The London mayor, Sadiq Khan, will throw City Hall behind the Remain campaign on Monday, with a major social media drive, a series of set-piece speeches and newspaper advertising. From Sunday, the European Union flag will also be flown outside the mayor’s headquarters to symbolise its new position on the referendum.

On Friday, Gove, who is justice secretary, argued that Turkey and four other countries could join the EU as soon as 2020 and lead to 5.2 million extra people moving to the UK, a population the size of Scotland or four cities the size of Birmingham, putting intolerable pressure on the NHS.

In Vote Leave’s latest analysis it warns that Turkey will join the EU “in the next few years” and that its population is set to hit 82 million by 2020, many of whom will seek to come to Britain.

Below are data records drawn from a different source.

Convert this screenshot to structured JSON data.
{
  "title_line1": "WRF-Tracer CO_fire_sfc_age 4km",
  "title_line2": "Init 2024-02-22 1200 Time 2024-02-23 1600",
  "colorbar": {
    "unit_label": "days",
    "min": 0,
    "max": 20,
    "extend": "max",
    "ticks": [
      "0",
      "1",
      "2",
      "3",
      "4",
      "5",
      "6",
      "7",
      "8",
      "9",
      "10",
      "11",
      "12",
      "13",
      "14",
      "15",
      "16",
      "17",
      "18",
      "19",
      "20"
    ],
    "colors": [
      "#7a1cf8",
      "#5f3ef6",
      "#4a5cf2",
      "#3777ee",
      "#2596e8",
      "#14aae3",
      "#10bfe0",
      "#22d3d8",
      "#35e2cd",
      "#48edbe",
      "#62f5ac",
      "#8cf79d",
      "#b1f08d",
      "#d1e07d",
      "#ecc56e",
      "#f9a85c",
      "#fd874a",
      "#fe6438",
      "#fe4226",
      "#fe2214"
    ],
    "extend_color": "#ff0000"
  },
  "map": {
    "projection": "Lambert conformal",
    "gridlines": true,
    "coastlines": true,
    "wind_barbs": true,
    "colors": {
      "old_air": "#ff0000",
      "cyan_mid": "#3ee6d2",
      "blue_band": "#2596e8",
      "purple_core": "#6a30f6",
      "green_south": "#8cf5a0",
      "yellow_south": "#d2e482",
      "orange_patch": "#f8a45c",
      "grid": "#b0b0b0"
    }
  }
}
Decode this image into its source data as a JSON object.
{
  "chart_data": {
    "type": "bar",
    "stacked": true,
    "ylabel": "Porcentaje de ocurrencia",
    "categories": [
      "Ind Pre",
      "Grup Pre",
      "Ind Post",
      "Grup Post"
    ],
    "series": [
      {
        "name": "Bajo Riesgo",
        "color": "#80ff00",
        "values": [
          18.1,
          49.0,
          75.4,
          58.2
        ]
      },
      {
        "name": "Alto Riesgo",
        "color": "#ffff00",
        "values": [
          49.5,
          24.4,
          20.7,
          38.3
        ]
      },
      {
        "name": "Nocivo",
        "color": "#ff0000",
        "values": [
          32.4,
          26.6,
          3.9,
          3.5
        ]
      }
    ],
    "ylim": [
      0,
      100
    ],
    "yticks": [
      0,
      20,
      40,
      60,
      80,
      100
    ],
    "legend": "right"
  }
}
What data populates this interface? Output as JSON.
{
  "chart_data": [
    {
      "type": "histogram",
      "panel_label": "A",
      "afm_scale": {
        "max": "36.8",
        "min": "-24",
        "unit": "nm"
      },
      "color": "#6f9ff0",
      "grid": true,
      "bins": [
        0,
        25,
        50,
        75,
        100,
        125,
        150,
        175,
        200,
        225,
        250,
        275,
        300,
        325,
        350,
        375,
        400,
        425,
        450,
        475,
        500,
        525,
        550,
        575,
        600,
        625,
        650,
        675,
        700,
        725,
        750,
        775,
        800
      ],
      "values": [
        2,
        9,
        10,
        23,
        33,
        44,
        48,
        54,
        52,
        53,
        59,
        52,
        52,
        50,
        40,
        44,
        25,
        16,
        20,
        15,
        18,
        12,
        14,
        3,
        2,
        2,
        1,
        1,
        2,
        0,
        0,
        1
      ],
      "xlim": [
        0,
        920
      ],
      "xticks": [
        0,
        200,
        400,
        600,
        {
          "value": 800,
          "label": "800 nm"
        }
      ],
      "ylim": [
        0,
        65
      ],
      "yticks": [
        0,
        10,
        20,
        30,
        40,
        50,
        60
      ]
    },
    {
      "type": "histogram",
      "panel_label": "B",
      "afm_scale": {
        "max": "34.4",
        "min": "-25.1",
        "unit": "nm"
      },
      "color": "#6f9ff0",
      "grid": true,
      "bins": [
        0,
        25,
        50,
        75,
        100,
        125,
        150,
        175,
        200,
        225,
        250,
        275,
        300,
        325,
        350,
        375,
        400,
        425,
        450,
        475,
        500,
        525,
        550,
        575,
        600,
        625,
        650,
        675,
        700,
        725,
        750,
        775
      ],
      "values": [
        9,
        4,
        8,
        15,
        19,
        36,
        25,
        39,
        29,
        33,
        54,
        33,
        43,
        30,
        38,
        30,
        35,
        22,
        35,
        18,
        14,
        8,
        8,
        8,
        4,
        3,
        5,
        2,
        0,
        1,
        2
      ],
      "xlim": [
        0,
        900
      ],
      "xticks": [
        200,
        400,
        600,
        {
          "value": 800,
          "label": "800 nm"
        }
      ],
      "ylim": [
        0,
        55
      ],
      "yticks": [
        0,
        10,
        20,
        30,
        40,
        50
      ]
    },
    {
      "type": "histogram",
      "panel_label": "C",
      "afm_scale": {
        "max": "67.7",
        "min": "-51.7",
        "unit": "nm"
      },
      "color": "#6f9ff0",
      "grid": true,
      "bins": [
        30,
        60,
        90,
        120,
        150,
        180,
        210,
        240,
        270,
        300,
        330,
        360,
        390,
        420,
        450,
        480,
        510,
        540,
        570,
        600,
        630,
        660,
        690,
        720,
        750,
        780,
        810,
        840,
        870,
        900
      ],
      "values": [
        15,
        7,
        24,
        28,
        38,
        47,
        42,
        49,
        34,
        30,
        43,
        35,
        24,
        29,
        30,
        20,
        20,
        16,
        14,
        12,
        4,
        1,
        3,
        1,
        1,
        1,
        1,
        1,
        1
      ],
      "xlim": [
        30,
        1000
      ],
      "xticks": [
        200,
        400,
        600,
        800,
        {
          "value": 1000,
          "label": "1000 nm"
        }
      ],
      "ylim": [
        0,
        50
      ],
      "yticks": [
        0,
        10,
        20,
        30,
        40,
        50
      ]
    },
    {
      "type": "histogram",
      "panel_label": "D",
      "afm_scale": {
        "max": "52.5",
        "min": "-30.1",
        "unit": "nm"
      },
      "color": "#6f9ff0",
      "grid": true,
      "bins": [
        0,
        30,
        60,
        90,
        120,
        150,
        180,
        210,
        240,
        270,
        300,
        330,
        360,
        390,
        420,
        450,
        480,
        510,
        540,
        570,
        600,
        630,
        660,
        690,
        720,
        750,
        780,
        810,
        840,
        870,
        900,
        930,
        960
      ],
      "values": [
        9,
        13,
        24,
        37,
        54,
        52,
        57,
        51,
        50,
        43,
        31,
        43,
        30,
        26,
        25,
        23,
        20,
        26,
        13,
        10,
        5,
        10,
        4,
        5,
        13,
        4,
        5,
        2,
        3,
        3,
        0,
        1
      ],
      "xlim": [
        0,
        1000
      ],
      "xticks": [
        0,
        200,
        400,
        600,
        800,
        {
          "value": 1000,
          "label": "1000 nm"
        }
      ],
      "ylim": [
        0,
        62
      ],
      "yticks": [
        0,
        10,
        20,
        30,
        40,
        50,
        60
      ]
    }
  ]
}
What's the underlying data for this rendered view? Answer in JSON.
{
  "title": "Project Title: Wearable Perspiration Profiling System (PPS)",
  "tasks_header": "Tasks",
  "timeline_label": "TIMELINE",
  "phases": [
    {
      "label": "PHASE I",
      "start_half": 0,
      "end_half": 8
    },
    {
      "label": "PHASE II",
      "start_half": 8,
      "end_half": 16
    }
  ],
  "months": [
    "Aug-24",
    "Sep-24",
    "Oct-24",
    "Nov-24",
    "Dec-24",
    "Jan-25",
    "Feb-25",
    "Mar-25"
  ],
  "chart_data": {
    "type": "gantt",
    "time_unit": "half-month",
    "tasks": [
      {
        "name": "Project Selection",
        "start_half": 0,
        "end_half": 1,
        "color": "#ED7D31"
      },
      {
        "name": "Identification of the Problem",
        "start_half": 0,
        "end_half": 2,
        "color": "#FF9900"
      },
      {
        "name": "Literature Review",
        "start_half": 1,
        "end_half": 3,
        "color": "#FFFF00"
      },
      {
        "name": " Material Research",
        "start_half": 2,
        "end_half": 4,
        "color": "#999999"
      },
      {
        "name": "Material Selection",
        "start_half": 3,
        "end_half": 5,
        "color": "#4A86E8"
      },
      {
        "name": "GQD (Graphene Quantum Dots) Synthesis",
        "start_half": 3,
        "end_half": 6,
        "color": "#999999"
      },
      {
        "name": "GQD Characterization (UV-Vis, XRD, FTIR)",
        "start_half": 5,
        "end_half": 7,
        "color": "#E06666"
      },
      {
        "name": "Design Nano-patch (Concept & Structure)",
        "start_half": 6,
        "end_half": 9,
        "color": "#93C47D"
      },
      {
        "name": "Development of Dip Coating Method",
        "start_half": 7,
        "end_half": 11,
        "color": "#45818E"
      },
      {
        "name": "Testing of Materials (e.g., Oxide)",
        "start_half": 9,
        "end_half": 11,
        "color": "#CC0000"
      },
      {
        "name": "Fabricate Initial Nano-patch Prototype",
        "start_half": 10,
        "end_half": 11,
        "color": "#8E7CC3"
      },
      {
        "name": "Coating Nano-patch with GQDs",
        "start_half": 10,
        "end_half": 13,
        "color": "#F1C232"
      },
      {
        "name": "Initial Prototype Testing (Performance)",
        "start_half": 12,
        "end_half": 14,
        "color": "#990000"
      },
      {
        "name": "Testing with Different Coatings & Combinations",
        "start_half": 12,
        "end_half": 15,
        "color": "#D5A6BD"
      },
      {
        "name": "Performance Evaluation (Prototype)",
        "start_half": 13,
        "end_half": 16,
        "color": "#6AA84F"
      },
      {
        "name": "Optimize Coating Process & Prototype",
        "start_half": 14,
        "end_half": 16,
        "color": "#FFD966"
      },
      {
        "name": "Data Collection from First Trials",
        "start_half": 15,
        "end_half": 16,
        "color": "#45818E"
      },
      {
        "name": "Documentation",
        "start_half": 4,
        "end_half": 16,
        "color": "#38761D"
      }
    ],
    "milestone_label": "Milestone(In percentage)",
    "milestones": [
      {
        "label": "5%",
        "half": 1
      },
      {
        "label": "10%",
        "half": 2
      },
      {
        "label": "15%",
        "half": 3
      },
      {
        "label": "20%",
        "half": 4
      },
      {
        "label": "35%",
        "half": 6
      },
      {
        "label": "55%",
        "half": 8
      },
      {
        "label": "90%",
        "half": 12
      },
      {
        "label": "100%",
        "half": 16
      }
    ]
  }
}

It is claimed that, as well as threatening the UK’s security, the growing Turkish population in the UK will cost NHS maternity services an extra £400m within 10 years of the country joining the EU.

Mordaunt said: “We are currently sending over £1bn to Turkey to help it to join the EU. We must recognise the huge strain this will place on our NHS as more people come here, without giving it any chance of planning for such increased demand. Expansion is at the EU’s core. We have to be honest about the cost of EU membership for our public services today and in the future: and particularly what this will mean for the NHS unless we take back control and Vote Leave on 23 June.”

Professor Martin McKee, professor of European public health at the London School of Hygiene and Tropical Medicine, condemned Vote Leave’s claims about the future of the NHS. “It is unacceptable for Leave campaigners to keep dragging the NHS through the mud,” he said.